Fusões no consumo caem 51% no 1º semestre, diz KPMG
Fusões e aquisições no setor de consumo caíram 51% no 1º semestre de 2026, para 48 transações, segundo a KPMG. Juros altos e o efeito outlier da fusão BRF-Marfrig ajudam a explicar o cenário.
Fusões e aquisições no setor de consumo caíram 51% no primeiro semestre de 2026, somando 48 transações ante 98 um ano antes, segundo levantamento da KPMG. A redução no valor dos negócios foi ainda mais acentuada, com queda de 87% na comparação anual, mas o número carrega um efeito estatístico relevante: a fusão entre BRF e Marfrig, que deu origem à MBRF (MBRF3), registrada no segundo trimestre de 2025.
Fernando Fernandes, sócio da KPMG para Consumo, explica que a operação BRF-Marfrig respondeu sozinha por cerca de R$ 16,7 bilhões dos R$ 17,6 bilhões movimentados pelo setor naquele trimestre. "Essa transação é um outlier. Sozinha, ela respondeu por quase todo o valor negociado no segundo trimestre do ano passado. Quando limpamos esse efeito, a fotografia do setor passa a ser outra", afirma.

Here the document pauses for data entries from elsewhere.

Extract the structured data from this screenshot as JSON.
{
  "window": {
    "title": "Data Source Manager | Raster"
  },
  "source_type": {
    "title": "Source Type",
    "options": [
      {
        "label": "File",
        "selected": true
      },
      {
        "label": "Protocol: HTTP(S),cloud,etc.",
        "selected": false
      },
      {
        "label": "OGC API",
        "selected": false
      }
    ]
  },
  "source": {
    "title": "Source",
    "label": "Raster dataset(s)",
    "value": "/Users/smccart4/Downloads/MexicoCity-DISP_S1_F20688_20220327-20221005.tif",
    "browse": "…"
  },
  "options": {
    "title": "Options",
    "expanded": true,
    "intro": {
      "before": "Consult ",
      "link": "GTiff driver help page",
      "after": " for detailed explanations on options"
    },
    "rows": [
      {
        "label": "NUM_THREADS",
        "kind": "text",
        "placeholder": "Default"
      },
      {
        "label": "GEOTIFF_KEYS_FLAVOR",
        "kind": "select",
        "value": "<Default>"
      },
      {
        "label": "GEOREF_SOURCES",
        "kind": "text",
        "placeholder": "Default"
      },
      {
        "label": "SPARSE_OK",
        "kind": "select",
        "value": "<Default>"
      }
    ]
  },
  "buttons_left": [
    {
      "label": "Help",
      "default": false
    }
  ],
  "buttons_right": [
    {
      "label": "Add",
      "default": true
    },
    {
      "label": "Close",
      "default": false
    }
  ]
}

Sem o efeito extraordinário, o volume financeiro no primeiro semestre de 2026 alcançou cerca de R$ 2,4 bilhões, ante aproximadamente R$ 2,2 bilhões no mesmo período de 2025.
A leitura dos números, portanto, exige cautela. O mercado fechou menos negócios, mas os acordos anunciados seguiram com valores relevantes para o segmento. Entre as operações deste ano estão a venda da operação brasileira da General Mills para a 3corações por cerca de R$ 800 milhões, a compra da Casa de Bolos pela AB Mauri Food por aproximadamente R$ 200 milhões e a aquisição de uma fábrica de farinha de peixe do Grupo Patense pela Gomes da Costa por R$ 135 milhões.
A queda no número de deals, porém, não se explica apenas pelo outlier. O setor de consumo reúne empresas que dependem diretamente dos gastos dos brasileiros, como fabricantes de alimentos e bebidas, varejistas, restaurantes, shoppings e marcas de bens de consumo. Fernandes aponta uma combinação de fatores: juros elevados, restrição de crédito, pressão sobre o consumo das famílias e incertezas ligadas ao ciclo eleitoral. "Estamos em um ano de eleição. As pessoas vão segurar as decisões porque estão aguardando uma informação que ainda não existe", diz.
A cautela atinge compradores e vendedores. Potenciais vendedores preferem adiar decisões estratégicas diante das incertezas sobre o ambiente de negócios. O cenário também reduziu o apetite de fundos de private equity: das 48 operações do semestre, apenas 13 envolveram fundos de investimento ou venture capital. "Com um juros de 15%, como conseguimos dar um retorno maior?", questiona o executivo.
Fernandes afirma que as empresas incorporam esses riscos em seus planejamentos de longo prazo. O principal desafio não é o tamanho do mercado, mas a renda disponível das famílias. "Não adianta dizer que temos 200 milhões de consumidores potenciais. Quanto efetivamente tem renda disponível para consumir?", indaga. A possibilidade de recessão voltou às conversas de executivos e conselhos, mas o cenário-base não é de retração, e sim de crescimento insuficiente, algo próximo de 2% ao ano, com inflação ao redor de 6%. "Crescer 2% ao ano é muito diferente de cair 1%. Mas crescer 2%, com inflação próxima de 6%, significa que sobra pouco espaço para consumo novo", conclui.